Editorial: Bishops shouldn’t investigate one another. Their U.S. conference must enact reforms.

WASHINGTON (DC)
Washington Post

November 13, 2020

https://www.washingtonpost.com/opinions/bishops-shouldnt-investigate-one-another-their-us-conference-must-enact-reforms/2020/11/13/7d38ea92-247a-11eb-a688-5298ad5d580a_story.html

As the Catholic Church was reeling two years ago in the aftermath of revelations that former cardinal Theodore E. McCarrick, one of the highest-profile prelates in this country, was a serial sexual predator, the U.S. Conference of Catholic Bishops met in Baltimore. At the top of the bishops’ agenda was how to grapple, once again, with the unending scandals that had ensnared so many clerics and wrecked so many lives. In the end, they did nothing.

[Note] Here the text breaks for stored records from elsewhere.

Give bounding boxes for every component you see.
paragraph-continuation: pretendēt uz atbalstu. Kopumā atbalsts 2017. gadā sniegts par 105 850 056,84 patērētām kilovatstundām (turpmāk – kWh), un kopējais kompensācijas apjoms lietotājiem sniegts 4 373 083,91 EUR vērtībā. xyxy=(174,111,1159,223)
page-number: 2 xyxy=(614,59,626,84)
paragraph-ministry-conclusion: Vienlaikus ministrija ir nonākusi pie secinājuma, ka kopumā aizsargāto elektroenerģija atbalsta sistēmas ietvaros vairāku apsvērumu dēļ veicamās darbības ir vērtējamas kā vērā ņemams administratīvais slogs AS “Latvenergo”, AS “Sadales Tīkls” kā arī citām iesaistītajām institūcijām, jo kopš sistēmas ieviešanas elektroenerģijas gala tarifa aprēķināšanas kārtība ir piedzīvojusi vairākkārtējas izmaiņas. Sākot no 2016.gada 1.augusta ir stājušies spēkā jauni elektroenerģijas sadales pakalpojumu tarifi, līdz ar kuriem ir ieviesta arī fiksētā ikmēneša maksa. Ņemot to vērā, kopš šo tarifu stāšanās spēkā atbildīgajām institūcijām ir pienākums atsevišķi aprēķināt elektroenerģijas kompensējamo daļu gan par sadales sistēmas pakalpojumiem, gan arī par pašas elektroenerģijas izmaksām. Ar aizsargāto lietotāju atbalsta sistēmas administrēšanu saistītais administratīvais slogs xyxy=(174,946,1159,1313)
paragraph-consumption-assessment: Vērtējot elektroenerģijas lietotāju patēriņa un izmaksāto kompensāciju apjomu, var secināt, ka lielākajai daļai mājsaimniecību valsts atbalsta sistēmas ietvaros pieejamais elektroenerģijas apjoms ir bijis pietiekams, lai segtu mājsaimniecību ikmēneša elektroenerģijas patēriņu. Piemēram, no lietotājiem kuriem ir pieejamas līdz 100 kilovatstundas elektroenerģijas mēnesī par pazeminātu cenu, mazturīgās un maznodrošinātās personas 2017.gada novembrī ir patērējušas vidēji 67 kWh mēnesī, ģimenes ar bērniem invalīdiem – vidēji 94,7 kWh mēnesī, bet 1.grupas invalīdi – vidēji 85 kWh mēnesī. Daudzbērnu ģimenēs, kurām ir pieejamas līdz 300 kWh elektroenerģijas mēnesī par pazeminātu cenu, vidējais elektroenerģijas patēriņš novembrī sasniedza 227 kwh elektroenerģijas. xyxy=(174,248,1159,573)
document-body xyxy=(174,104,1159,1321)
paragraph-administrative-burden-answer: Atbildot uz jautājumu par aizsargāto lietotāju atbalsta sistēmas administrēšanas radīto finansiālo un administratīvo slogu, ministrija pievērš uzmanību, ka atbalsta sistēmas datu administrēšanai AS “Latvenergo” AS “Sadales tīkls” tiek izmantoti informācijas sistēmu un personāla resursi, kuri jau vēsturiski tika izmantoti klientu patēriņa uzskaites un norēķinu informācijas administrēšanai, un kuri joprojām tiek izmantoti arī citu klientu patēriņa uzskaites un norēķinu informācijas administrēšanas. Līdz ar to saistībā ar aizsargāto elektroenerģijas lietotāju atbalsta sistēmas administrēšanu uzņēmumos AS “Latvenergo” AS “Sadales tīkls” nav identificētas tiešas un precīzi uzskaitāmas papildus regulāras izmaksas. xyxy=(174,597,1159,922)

The bishops were derailed by the Vatican, which urged them to hold off pending an action plan to be formulated in Rome for addressing wrongdoing by bishops. Yet in the end, the shortcomings of the church’s approach to rooting out misconduct in its highest ranks, which relies largely on bishops investigating and judging their fellow bishops, were exposed by an extraordinary Vatican report this week, which laid bare the details of the McCarrick case itself.

Mr. McCarrick, who was expelled from the priesthood last year, was found to have preyed on at least 17 victims. Some were young seminarians; more than half were children. The 449-page document’s headline finding is that Pope John Paul II dismissed explicit information about Mr. McCarrick’s sexual abuse in naming him archbishop of Washington in 2000. Yet the report also makes clear that at least three American bishops, tasked with investigating the allegations at the time, provided the Vatican with “inaccurate and incomplete information.” And another bishop, in Rome, who functioned as the pope’s own gatekeeper, believed Mr. McCarrick’s denials when the American prelate contacted him.

One of the main takeaways from the report, therefore, is the manifest inadequacy of the system now in place that counts on archbishops to police abuse by bishops. Yet proposals from within the American church’s U.S. hierarchy to give laypeople a prominent, formal role in investigating allegations involving bishops, floated two years in Baltimore, were controversial within the U.S. bishops conference — and do not appear to have been seriously considered by the Holy See.